Now, Proposition 209 ended affirmative action admissions practices in California's public universities. How did that change the student makeup of those places?

ZACHARY BLEEMER: Yeah, So Berkeley and UCLA, the most selective public universities in the state, saw a declines in Black and Hispanic enrollment of about 40% immediately the year after the Proposition was implemented. There was no net change in black and Hispanic enrollment at less selective California universities because while some black and Hispanic students lost access to those schools because affirmative action ended, they also gained Black and Hispanic students from more selective schools like Berkeley and UCLA that those students could no longer get into. So you saw pretty big changes at the most selective universities but no net changes in the middle and, if anything, small increases in Black and Hispanic enrollment at the least selective public universities in the state.

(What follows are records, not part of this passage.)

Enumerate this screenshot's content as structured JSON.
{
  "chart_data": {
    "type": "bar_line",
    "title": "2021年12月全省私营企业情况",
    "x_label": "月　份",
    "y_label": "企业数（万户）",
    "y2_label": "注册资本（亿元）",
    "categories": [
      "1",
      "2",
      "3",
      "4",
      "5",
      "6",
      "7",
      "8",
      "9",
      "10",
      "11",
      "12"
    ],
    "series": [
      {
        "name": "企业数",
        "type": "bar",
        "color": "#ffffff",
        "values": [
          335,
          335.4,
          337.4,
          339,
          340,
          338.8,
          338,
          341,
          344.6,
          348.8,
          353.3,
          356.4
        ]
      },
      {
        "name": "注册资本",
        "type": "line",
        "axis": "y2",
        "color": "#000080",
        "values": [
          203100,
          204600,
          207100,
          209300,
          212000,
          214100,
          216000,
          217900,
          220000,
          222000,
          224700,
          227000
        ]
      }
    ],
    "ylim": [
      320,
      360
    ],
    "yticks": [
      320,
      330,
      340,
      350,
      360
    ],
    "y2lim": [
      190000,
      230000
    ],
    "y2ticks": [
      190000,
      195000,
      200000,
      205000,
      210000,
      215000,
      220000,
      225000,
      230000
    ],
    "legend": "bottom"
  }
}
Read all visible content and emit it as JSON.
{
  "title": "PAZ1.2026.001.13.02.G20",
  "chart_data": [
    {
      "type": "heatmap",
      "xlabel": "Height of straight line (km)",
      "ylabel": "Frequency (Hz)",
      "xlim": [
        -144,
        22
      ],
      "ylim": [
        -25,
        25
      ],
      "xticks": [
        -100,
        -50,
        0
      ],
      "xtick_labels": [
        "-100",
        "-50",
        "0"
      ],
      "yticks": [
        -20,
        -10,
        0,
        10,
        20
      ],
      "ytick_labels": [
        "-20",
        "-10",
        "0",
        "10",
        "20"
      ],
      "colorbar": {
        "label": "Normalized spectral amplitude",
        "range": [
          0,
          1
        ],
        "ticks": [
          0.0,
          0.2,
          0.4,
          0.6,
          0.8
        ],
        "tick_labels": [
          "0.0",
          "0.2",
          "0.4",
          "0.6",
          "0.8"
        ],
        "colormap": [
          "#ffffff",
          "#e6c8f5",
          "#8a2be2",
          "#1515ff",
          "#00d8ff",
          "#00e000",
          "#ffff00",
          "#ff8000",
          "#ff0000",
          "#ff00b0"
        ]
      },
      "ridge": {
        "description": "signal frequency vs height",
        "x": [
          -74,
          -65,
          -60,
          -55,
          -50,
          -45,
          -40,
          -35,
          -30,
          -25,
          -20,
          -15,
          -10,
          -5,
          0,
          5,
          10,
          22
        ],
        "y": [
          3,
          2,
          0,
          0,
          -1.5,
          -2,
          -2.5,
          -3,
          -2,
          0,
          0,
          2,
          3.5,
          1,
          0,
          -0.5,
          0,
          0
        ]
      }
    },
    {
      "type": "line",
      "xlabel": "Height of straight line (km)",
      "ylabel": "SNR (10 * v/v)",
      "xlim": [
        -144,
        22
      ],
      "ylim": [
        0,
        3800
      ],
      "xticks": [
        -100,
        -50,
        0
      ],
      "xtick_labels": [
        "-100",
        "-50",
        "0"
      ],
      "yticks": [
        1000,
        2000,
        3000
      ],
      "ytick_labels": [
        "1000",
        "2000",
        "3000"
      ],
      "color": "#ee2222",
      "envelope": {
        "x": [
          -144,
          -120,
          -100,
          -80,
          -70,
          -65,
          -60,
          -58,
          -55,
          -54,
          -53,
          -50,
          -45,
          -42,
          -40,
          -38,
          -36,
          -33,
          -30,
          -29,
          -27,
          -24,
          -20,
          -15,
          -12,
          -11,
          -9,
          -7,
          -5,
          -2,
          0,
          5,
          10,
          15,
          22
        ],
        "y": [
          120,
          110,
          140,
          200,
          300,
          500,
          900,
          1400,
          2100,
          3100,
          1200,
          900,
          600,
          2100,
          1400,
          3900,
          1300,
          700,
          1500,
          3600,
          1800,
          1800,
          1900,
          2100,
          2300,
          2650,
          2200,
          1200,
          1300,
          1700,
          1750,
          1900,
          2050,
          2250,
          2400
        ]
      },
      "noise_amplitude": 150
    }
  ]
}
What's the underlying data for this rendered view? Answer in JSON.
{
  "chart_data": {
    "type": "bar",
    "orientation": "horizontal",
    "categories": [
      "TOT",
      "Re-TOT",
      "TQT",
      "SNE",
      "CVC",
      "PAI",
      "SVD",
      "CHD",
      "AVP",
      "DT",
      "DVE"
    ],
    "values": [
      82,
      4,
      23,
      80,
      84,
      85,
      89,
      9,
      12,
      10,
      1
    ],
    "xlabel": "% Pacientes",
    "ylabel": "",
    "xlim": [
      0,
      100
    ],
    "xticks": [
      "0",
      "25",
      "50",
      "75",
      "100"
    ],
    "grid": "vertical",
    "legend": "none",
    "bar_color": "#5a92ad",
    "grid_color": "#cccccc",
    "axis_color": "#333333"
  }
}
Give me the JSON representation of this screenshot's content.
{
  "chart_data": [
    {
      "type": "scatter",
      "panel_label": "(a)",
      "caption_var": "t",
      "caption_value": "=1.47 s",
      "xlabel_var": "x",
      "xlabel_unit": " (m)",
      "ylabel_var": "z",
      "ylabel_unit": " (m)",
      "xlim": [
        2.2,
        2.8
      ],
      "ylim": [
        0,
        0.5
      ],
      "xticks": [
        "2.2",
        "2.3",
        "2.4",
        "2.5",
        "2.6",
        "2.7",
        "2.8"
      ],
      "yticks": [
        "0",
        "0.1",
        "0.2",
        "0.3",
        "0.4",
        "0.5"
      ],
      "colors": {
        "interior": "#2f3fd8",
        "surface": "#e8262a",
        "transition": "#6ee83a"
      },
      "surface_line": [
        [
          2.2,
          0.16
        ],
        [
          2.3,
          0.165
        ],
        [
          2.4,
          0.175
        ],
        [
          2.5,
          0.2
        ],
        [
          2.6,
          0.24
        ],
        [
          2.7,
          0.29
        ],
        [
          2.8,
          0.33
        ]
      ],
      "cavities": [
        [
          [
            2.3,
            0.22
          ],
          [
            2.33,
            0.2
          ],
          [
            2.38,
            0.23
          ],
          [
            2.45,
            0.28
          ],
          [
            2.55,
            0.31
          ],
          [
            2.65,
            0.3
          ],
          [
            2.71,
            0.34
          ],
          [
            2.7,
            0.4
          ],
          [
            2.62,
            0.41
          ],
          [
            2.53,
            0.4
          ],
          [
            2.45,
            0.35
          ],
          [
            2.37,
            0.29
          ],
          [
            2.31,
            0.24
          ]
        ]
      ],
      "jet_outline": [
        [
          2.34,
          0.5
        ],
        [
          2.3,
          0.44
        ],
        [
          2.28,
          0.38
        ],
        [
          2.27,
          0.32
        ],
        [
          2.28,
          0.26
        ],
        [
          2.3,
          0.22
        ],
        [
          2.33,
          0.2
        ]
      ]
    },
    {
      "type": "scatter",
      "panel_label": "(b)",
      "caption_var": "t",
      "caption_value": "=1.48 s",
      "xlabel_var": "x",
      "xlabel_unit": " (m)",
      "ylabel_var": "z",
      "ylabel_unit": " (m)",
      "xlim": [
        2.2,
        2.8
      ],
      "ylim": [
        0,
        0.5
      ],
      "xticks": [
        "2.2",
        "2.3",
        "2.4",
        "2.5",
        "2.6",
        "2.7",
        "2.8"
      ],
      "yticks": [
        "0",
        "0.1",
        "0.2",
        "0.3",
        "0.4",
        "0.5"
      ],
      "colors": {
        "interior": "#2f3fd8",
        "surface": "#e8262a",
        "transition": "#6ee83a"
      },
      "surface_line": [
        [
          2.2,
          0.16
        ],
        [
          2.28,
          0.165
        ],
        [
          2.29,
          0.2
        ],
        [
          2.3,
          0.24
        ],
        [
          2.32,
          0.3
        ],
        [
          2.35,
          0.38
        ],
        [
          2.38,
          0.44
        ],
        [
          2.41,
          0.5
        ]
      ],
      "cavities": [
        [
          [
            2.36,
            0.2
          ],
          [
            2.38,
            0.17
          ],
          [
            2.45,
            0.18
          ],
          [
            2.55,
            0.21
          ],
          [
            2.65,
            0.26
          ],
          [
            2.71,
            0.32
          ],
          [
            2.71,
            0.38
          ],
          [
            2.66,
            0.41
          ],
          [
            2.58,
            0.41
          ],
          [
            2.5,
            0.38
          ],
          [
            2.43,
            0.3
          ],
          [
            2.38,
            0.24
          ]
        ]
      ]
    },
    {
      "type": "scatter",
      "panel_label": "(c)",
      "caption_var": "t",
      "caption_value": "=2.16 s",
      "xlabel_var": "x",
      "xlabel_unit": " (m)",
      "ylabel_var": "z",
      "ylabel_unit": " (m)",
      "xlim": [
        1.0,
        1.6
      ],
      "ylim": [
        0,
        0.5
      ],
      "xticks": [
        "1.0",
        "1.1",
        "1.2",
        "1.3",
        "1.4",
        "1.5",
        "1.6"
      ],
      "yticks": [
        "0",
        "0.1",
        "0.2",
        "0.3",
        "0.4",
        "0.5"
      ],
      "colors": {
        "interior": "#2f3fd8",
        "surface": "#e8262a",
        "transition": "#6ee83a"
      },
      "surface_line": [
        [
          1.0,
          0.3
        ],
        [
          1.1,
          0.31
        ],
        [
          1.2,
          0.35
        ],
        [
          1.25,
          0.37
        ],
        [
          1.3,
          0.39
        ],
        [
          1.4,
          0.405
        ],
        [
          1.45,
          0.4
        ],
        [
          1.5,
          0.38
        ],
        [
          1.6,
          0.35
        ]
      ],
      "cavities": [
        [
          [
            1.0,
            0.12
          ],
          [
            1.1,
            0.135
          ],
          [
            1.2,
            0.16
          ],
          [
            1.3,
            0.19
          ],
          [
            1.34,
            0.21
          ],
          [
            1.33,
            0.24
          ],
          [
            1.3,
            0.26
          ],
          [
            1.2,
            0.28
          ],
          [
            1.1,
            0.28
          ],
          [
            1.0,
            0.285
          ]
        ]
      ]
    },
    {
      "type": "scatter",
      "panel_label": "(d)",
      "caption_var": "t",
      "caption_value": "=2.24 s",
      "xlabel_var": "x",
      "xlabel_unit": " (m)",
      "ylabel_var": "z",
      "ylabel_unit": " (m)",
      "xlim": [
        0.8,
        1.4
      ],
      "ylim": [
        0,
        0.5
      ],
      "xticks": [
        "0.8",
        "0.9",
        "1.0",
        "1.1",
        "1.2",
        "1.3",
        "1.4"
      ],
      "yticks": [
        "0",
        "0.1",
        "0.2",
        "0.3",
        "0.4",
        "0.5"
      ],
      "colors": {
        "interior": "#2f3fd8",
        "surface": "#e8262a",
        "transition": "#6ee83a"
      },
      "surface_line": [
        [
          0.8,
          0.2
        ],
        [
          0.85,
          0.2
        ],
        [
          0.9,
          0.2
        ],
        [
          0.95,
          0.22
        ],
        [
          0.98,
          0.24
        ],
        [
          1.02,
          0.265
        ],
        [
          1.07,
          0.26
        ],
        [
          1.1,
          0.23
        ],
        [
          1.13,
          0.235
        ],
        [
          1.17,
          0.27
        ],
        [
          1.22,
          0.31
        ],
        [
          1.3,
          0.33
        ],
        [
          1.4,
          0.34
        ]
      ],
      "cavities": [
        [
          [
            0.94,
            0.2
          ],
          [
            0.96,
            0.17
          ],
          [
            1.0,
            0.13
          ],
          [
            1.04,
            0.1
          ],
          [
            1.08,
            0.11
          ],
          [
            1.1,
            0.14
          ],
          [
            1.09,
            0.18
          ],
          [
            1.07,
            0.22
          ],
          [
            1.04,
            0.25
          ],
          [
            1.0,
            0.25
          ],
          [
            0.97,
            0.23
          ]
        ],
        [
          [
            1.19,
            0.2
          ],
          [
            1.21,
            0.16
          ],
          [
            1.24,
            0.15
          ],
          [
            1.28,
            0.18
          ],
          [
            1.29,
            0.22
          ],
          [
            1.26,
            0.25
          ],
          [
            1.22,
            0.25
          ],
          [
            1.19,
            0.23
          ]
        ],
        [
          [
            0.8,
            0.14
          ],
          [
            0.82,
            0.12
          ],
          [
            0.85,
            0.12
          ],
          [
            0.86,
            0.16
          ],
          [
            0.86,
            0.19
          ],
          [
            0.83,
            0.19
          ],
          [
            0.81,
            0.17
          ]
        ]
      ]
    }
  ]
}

MARTÍNEZ: So it sounds like California has served as a quarter of a century experiment on this.

BLEEMER: That's, I think, exactly right. California only banned affirmative action at public, not private, universities. But I think we can get a pretty good sense of the long-run ramifications of affirmative action bans by seeing what happened in California when that ban was implemented in 1998.

MARTÍNEZ: Now, your research goes beyond college life to long-term economic outcomes resulting from the '96 ban. What did you find?

BLEEMER: So when you compare Black and Hispanic and Native American Californians who turned 18 in 1998, one year too late for them to take advantage of the University of California's prior affirmative action policies, you see that, you know, they enroll at less selective universities because affirmative action was unavailable. And that has long-run ramifications for those students. They're less likely to earn graduate degrees. Among lower-testing students, they're less likely to ever earn an undergraduate degree at all. They're less likely to earn degrees in lucrative STEM fields. And if you follow them into the labor market, for the subsequent 15 or 20 years, they're earning about 5% lower wages than they would have earned if they'd had access to more selective universities under affirmative action.

Black and Hispanic students saw substantially poorer long-run labor market prospects as a result of losing access to these very selective universities. But there was no commensurate gain in long-run outcomes for the white and Asian students who took their place. It seems like these very selective public universities in California just provided greater value to relatively disadvantaged Black and Hispanic students who came from lower-income neighborhoods, had poorer job networks, relatively less access to otherwise successful peers, and who were thus able to better take advantage of the resources provided by these super selective universities than the white and Asian students who took their places.

MARTÍNEZ: Zach Bleemer is an incoming assistant professor of economics at Princeton University. Thanks very much.